ただし本格的な2in2outのインターフェースではないため、しっかりDAW録音もしたい場合は専用のオーディオインターフェースと組み合わせるのが現実的です。
まずソフトウェアだけ試したい方向けに**無料版(TONEX CS)**もあります。セール時に有料版を安く入手できることも多いので、ソフトから試してペダルに移行するという順番もありです。

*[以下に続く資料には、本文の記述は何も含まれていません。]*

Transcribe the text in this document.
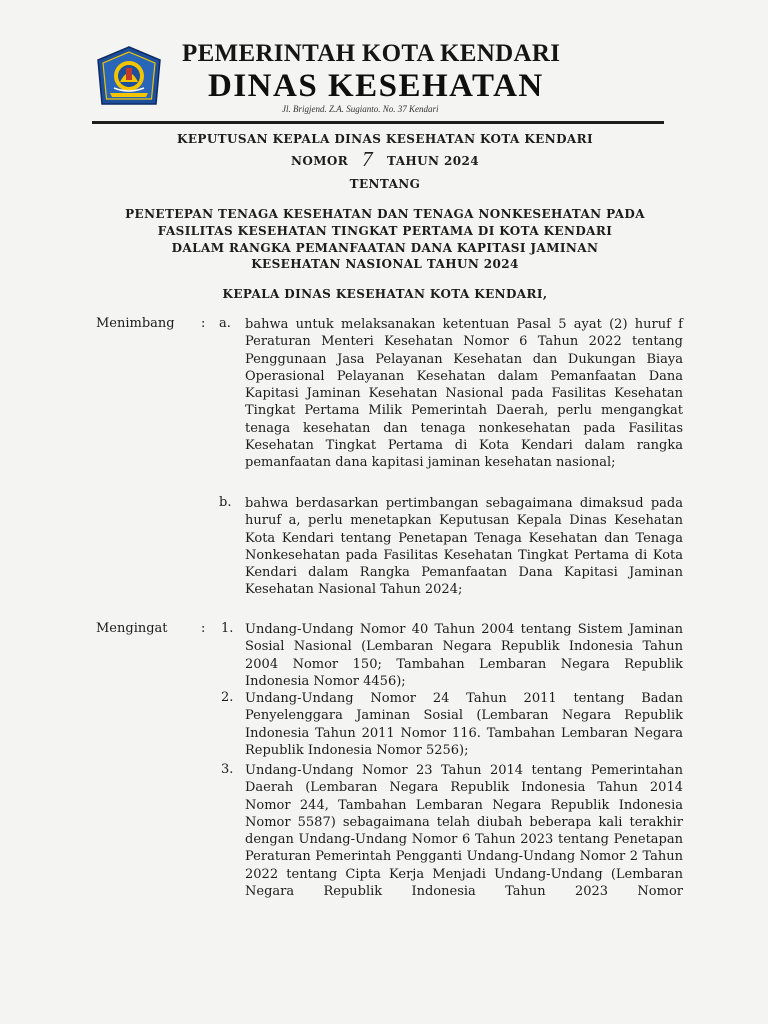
PEMERINTAH KOTA KENDARI
DINAS KESEHATAN
Jl. Brigjend. Z.A. Sugianto. No. 37 Kendari
KEPUTUSAN KEPALA DINAS KESEHATAN KOTA KENDARI
NOMOR 7 TAHUN 2024
TENTANG
PENETEPAN TENAGA KESEHATAN DAN TENAGA NONKESEHATAN PADA
FASILITAS KESEHATAN TINGKAT PERTAMA DI KOTA KENDARI
DALAM RANGKA PEMANFAATAN DANA KAPITASI JAMINAN
KESEHATAN NASIONAL TAHUN 2024
KEPALA DINAS KESEHATAN KOTA KENDARI,
Menimbang : a. bahwa untuk melaksanakan ketentuan Pasal 5 ayat (2) huruf f Peraturan Menteri Kesehatan Nomor 6 Tahun 2022 tentang Penggunaan Jasa Pelayanan Kesehatan dan Dukungan Biaya Operasional Pelayanan Kesehatan dalam Pemanfaatan Dana Kapitasi Jaminan Kesehatan Nasional pada Fasilitas Kesehatan Tingkat Pertama Milik Pemerintah Daerah, perlu mengangkat tenaga kesehatan dan tenaga nonkesehatan pada Fasilitas Kesehatan Tingkat Pertama di Kota Kendari dalam rangka pemanfaatan dana kapitasi jaminan kesehatan nasional;
b. bahwa berdasarkan pertimbangan sebagaimana dimaksud pada huruf a, perlu menetapkan Keputusan Kepala Dinas Kesehatan Kota Kendari tentang Penetapan Tenaga Kesehatan dan Tenaga Nonkesehatan pada Fasilitas Kesehatan Tingkat Pertama di Kota Kendari dalam Rangka Pemanfaatan Dana Kapitasi Jaminan Kesehatan Nasional Tahun 2024;
Mengingat	: 1. Undang-Undang Nomor 40 Tahun 2004 tentang Sistem Jaminan Sosial Nasional (Lembaran Negara Republik Indonesia Tahun 2004 Nomor 150; Tambahan Lembaran Negara Republik Indonesia Nomor 4456);
2. Undang-Undang Nomor 24 Tahun 2011 tentang Badan Penyelenggara Jaminan Sosial (Lembaran Negara Republik Indonesia Tahun 2011 Nomor 116. Tambahan Lembaran Negara Republik Indonesia Nomor 5256);
3. Undang-Undang Nomor 23 Tahun 2014 tentang Pemerintahan Daerah (Lembaran Negara Republik Indonesia Tahun 2014 Nomor 244, Tambahan Lembaran Negara Republik Indonesia Nomor 5587) sebagaimana telah diubah beberapa kali terakhir dengan Undang-Undang Nomor 6 Tahun 2023 tentang Penetapan Peraturan Pemerintah Pengganti Undang-Undang Nomor 2 Tahun 2022 tentang Cipta Kerja Menjadi Undang-Undang (Lembaran Negara Republik Indonesia Tahun 2023 Nomor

ひとつ注意点として、DAW経由で音を出す場合は演奏から音が出るまでのわずかな遅れ(レイテンシー)が気になることがあります。PCのスペックやインターフェースの設定に依存するため、この辺りが気になりそうな方は素直にアンプから入るほうがストレスが少ないと思います。
こんな方におすすめ:
- 将来的にDAWで録音・DTMもやりたい
- ソフトウェアで音作りを楽しみたい
- ヘッドフォンで練習したい
まとめ:迷ったらこの選び方で
| 状況 | おすすめ | 価格目安 |
|---|---|---|
| まず音を出してみたい | YAMAHA GA15II / PLAYTECH JAMMER Jr. | 約7,000〜11,000円 |
| 便利な一台が欲しい | YAMAHA THR5 V.2 | 約24,000円〜28,000円 |
| DTMも将来やりたい | TONEX One | 約28,000〜32,000円 |
いずれの場合もヘッドフォンを使えばマンションでも深夜でも練習できます。「エレキはうるさい」というイメージで諦めていた方にこそ、ぜひ試してほしいところです。